На кухне было совсем темно, хоть глаз выколи. Сумрачная метель, затянувшая двор, совершенно не пропускала солнечного света. Электричества нет, телефон сдох – пришлось, роняя пустые бутылки, нашаривать на кухонном столе коробку спичек, наошупь добираться до серванта и, скидывая с полки какую-то мелочь, искать подсвечник, в котором с незапамятных времён торчали два оплывших огарка. Стакан ужасно мешался, но вместо того, чтобы поступить как всякий нормальный человек и поставить его на сервант, Мартин неловко зажал свой гранёный амулет под мышкой. Почему? Он и сам не знал – но из-за этого зажечь свечи удалось лишь с пятой попытки.

Запах горячего стеарина неожиданно принёс успокоение. Снаружи понемногу становилось светлее – зловещая пыль медленно оседала. Следовало подойти к окну, выглянуть наружу, но Мартин никак не мог заставить себя сделать это. Разыгравшееся воображение услужливо подсунуло картину двора, покрытого ровным слоем чёрной гадости. Повсюду – на капотах припаркованных машин, на качелях и горках детского городка, на неподвижных телах «беженцев», в беспорядке разбросанных то тут, то там…

…и водки, будь она неладна, не осталось ни глотка. Как жить дальше?..


Воображение не подвело. Двор действительно покрывал толстый налёт зловещей пыли.
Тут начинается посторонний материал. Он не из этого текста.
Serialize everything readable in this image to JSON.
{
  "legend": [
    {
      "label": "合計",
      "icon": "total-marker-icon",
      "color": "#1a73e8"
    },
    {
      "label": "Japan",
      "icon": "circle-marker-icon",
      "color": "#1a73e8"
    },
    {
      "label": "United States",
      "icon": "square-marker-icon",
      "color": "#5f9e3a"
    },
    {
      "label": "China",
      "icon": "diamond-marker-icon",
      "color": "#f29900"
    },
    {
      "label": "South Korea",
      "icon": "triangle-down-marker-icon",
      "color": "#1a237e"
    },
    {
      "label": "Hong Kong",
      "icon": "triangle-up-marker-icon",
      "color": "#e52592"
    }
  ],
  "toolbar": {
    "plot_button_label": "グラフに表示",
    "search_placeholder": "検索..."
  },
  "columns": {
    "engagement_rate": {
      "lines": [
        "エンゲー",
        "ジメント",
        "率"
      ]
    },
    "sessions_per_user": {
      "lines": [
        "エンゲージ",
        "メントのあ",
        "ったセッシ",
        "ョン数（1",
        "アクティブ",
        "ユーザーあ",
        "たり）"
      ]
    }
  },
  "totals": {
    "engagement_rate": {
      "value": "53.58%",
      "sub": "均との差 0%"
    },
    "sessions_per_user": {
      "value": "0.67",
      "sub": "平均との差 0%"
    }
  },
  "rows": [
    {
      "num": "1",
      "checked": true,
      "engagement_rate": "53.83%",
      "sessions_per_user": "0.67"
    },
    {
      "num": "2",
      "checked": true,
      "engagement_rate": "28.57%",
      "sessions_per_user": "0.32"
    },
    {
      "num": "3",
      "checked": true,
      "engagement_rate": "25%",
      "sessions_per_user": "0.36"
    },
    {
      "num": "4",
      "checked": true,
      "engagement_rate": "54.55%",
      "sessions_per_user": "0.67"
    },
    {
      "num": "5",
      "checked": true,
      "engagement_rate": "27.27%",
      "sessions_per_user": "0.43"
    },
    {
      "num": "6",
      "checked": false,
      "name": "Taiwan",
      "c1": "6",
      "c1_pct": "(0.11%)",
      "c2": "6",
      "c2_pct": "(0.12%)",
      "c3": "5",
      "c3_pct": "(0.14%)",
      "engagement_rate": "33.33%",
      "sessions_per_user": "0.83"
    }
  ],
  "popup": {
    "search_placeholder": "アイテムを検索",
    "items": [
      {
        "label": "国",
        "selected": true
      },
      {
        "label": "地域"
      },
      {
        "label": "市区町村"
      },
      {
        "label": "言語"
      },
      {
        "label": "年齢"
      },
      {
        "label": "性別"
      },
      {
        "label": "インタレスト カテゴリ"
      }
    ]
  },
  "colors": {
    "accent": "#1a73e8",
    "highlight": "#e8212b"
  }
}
Тротуары, газоны, брошенные автомобили – всё. В том числе и людей – они валялись на земле среди беспорядочно разбросанный сумок, чемоданов, рюкзаков, кто ничком, кто навзничь, кто скрючившись, на боку, в позе эмбриона. Вот только мёртвых среди них, похоже, не было – то одно, то другое тело начинало подёргиваться, потом биться в судорогах, поднимая вокруг себя облачка чёрной мути. И, наконец, страдалец поднимался в рост – неуверенно, с третьей или четвёртой попытки, хватаясь за машины, ограды палисадников, а то и вовсе за стволы обглоданных неведомой чернотой деревьев. Вставал, покачиваясь, и деревянными шагами направлялись куда-то – явно, не туда, куда гнала беженцев сирена оповещения. Мартин машинально прикинул: «ожившие мертвецы» (сознание упорно отказывалось воспринимать их, как живых людей) все, как один, плелись в сторону станции МЦК «Соколиная гора».

Шли, не по-человечьи, словно киношные зомби: раскачиваясь на ходу, нелепо мотая свисающими, как плети, руками, не делая попыток подобрать брошенные вещи.

Вот один из зомби налетел на куст и увяз в путанице ветвей. Мартин с удивлением отметил, что «чёрного обвала» на этот раз не случилось – видимо, всё, что могло осыпаться, уже осыпалось и слоем покрывало теперь толстым асфальт и палисадники. Вон, даже видно, как при каждом шаге поднимаются тёмные облачка – но маленькие, не достающие даже до колена.

…а ведь уходить всё равно придётся. Кто его знает этот… Зелёный прилив, так, кажется, сказали по радио? Может, обещанные ненормально гигантские деревья как раз и должны проклюнуться как раз после чёрной метели? Или МЧСники попросту не знают об этой аномалии?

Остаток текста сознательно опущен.